Angkat Bicara, Soal OTT Romahurmuziy, Tokoh Muhammadiyah: Kemenag Harus Introspeksi






Jakarta – Tokoh Muhammadiyah, Anwar Abbas memberikan komentar terkait OTT yang menjerat ketua umum nonaktif PPP, Romahurmuziy. Anwar menegaskan bahwa dilihat dari kasus ini, ia menghimbau kepada Menag dan Kemenag untuk mengevaluasi jajarannya.

“Menteri Agama dan Kementerian Agama seharusnya bisa melakukan introspeksi dengan secara lebih seksama lagi untuk tidak akan melakukan jalinan khusus dengan kelompok sendiri.

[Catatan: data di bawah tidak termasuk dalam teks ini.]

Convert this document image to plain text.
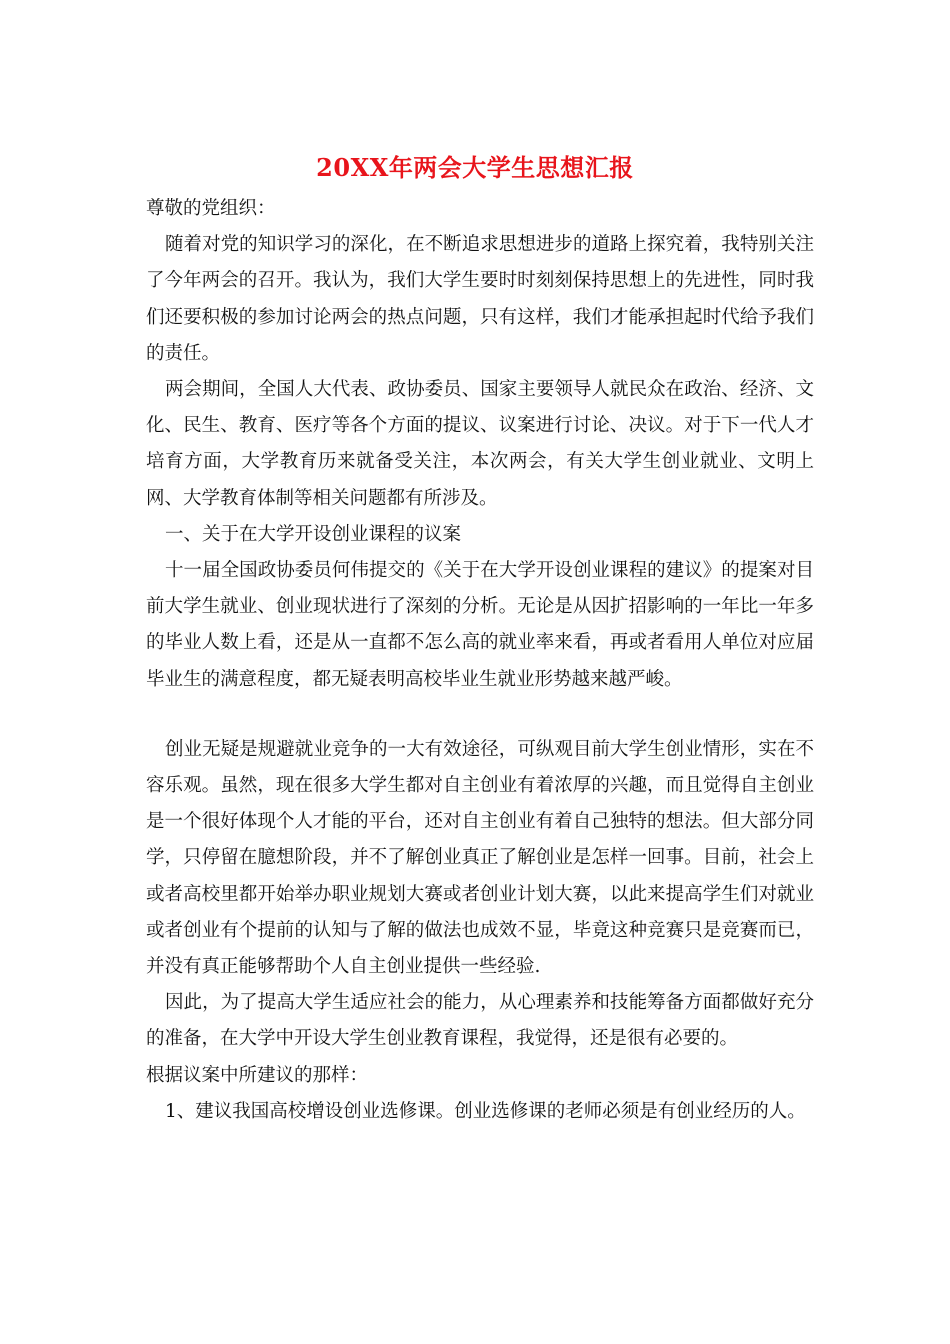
20XX年两会大学生思想汇报

尊敬的党组织：

随着对党的知识学习的深化，在不断追求思想进步的道路上探究着，我特别关注了今年两会的召开。我认为，我们大学生要时时刻刻保持思想上的先进性，同时我们还要积极的参加讨论两会的热点问题，只有这样，我们才能承担起时代给予我们的责任。

两会期间，全国人大代表、政协委员、国家主要领导人就民众在政治、经济、文化、民生、教育、医疗等各个方面的提议、议案进行讨论、决议。对于下一代人才培育方面，大学教育历来就备受关注，本次两会，有关大学生创业就业、文明上网、大学教育体制等相关问题都有所涉及。

一、关于在大学开设创业课程的议案

十一届全国政协委员何伟提交的《关于在大学开设创业课程的建议》的提案对目前大学生就业、创业现状进行了深刻的分析。无论是从因扩招影响的一年比一年多的毕业人数上看，还是从一直都不怎么高的就业率来看，再或者看用人单位对应届毕业生的满意程度，都无疑表明高校毕业生就业形势越来越严峻。

创业无疑是规避就业竞争的一大有效途径，可纵观目前大学生创业情形，实在不容乐观。虽然，现在很多大学生都对自主创业有着浓厚的兴趣，而且觉得自主创业是一个很好体现个人才能的平台，还对自主创业有着自己独特的想法。但大部分同学，只停留在臆想阶段，并不了解创业真正了解创业是怎样一回事。目前，社会上或者高校里都开始举办职业规划大赛或者创业计划大赛，以此来提高学生们对就业或者创业有个提前的认知与了解的做法也成效不显，毕竟这种竞赛只是竞赛而已，并没有真正能够帮助个人自主创业提供一些经验.

因此，为了提高大学生适应社会的能力，从心理素养和技能筹备方面都做好充分的准备，在大学中开设大学生创业教育课程，我觉得，还是很有必要的。

根据议案中所建议的那样：

1、建议我国高校增设创业选修课。创业选修课的老师必须是有创业经历的人。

Sebab, tindakan tersebut menyebabkan atau memberi peluang kuat bagi terjadi dan berkembangnya praktek Korupsi Kolusi Nepotisme (KKN),” katanya kepada Kiblat.net melalui siaran persnya pada Selasa (19/0

Selain itu, ia juga menghimbau agar Menag dan Kemenag tidak mengangkat dan mempromosikan pejabat berdasarkan suka tidak suka atau hanya dari kelompok sendiri dengan menegasikan calon lain yang memiliki pengalaman dan kompetensi terbaik.

“Menag dan Kemenag harus enar-benar mengangkat pejabat berdasarkan meritokrasi yang objektif dari seluruh anak bangsa yang memang memiliki ilmu, kredibilitas dan kualitas unggul,” ucapnya.

Anwar menegasakan bahwa Kemenag bukan milik golongan tertentu saja. Menurutnya, Kemenag dan jajarannya adalah milik negara.

“Menag dan Kemenag seharusnya menjadikan Kementerian Agama dengan seluruh institusi di bawahnya termasuk IAIN, UIN dan sebagainya sebagai institusi milik negara secara objektif. Serta tidak mengindikasikan Kemenag itu menjadi milik golongan tertentu saja,” tuturnya.